# First major Tau conversion; my Commander Farsight



## Lord_Murdock (Jul 16, 2008)

Yep, this is my first major conversion for my Tau army, but that isn't saying much as right now the entire army consists of about 4 battlesuits and a few drones. :laugh:

Anyway, here's my counts-as Commander Farsight, Commander Ironclad:




























I'm trying to give my Tau army a "forgotten industrial world" theme, so in other words the only equipment they have is whatever they can make on their planet. So, lots of what they use is old or obsolete.
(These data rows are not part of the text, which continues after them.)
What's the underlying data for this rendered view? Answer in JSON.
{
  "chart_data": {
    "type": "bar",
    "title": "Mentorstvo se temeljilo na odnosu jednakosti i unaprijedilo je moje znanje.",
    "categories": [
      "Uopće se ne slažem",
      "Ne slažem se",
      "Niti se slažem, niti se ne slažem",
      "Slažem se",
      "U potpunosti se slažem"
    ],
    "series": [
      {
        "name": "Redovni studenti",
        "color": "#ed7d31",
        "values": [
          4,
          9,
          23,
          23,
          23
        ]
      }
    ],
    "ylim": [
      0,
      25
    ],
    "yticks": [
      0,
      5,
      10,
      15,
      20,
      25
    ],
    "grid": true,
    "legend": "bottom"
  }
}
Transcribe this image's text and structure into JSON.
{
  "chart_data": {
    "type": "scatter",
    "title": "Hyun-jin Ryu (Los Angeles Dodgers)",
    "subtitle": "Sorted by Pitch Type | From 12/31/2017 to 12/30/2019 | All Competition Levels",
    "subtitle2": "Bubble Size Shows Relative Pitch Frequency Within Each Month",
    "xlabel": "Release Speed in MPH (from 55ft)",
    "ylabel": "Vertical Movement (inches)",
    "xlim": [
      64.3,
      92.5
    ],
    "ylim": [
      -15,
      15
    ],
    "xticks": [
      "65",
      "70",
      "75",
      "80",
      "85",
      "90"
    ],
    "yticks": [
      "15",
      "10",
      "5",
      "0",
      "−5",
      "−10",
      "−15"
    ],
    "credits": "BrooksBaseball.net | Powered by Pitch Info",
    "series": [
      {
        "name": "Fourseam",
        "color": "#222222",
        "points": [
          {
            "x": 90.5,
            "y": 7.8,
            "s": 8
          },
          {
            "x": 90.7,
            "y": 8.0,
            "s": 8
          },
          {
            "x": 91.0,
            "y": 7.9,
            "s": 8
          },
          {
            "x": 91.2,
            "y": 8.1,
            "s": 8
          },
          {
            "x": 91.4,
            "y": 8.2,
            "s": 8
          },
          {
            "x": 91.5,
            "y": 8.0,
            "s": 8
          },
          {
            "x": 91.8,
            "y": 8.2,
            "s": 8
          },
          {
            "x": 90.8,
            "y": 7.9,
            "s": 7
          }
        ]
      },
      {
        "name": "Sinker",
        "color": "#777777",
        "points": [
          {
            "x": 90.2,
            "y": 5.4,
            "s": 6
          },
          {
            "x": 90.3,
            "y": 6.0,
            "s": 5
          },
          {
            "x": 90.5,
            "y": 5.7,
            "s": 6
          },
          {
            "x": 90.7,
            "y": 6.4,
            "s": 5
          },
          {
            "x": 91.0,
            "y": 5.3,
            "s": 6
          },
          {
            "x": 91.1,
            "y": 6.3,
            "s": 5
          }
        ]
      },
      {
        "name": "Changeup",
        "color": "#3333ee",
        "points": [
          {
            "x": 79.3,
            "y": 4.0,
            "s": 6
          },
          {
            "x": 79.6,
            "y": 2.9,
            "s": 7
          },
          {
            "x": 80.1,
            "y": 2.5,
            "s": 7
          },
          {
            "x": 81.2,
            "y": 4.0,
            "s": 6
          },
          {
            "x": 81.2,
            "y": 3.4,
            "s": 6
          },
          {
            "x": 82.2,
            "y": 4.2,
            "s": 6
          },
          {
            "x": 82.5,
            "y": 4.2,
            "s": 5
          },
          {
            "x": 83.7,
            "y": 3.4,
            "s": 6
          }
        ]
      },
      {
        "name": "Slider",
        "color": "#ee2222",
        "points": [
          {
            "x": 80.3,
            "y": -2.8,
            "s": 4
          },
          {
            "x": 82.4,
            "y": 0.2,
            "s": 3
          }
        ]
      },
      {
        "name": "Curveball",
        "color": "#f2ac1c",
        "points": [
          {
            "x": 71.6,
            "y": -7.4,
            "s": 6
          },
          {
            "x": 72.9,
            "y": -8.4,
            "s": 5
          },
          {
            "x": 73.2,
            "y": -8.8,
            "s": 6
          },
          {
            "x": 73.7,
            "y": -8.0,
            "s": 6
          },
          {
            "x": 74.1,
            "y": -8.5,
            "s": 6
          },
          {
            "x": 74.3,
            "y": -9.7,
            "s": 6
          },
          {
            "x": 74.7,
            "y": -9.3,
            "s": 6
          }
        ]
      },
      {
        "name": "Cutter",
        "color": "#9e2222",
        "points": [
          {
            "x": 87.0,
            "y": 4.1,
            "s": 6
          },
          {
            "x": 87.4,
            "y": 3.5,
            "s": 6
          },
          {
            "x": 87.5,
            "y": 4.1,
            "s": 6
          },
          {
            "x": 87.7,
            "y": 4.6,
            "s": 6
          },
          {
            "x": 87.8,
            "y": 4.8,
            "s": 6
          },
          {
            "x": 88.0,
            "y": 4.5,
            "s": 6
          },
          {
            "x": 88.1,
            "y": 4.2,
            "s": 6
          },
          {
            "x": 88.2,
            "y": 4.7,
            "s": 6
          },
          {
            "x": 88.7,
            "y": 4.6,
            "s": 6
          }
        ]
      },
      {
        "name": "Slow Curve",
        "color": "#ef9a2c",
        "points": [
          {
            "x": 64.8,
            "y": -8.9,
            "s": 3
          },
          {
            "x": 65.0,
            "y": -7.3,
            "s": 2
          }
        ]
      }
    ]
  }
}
Commander Ironclad here is wearing his signature suit of XV7.9.1 Beta Crisis Armour, with a V0.1.5 shield generator on his back (the little pointy things sticking out). 

Anyway, all fluff aside, I'll be painting this guy sometime soon, so I'll have updated pictures shortly.


----------



## gmpoto (Jun 29, 2008)

Wow! That looks awesome! Keep updated with pics, can't wait to see final result!


----------



## Marneus Calgar (Dec 5, 2007)

Looking good, I really like that, can't wait to see it painted


----------



## Lord_Murdock (Jul 16, 2008)

Thanks!

Well, here he is:





































Just to taunt my friend's army, a necron painted in his colour scheme is being squashed in Ironclad's claw... lol

Anyway, C&C are appreciated!


----------



## Azwraith (Apr 23, 2009)

i like that looks really nice! cool scheme


----------



## Arcane (Feb 17, 2009)

Looks great. I think the pose is slightly awkward but it is a mech after all. 

Good job!


----------



## Shaun_wi (Oct 8, 2008)

Anyone else think he looks like johny 5  cool conversion though pal. I like the idea of the necron I always try to include parts of my regular opponents bits into my centrepiece models.


----------



## subtlejoe (Sep 23, 2008)

i love it. Very original.


----------



## xGhost4000x (Feb 14, 2010)

I think it's awesome, but you should make the necron interchangeable, so you could put an Ork in his arm if he's fighting Ork, Tau if Tau etc.


----------



## Lord_Murdock (Jul 16, 2008)

Thanks!



xGhost4000x said:


> I think it's awesome, but you should make the necron interchangeable, so you could put an Ork in his arm if he's fighting Ork, Tau if Tau etc.


lol ya, I suppose I could, but I don't know how well something like an ork would fit in that claw :laugh:. Necrons, on the other hand, are really skinny. That, and they go with the fluff of my army a bit more. Still, I might have to look into making other 'victims' for him...


----------



## Oodles (Feb 24, 2009)

I love the details on the rock? that hes standing on. Nice paint scheme, reminds of the wolverines college football strip


----------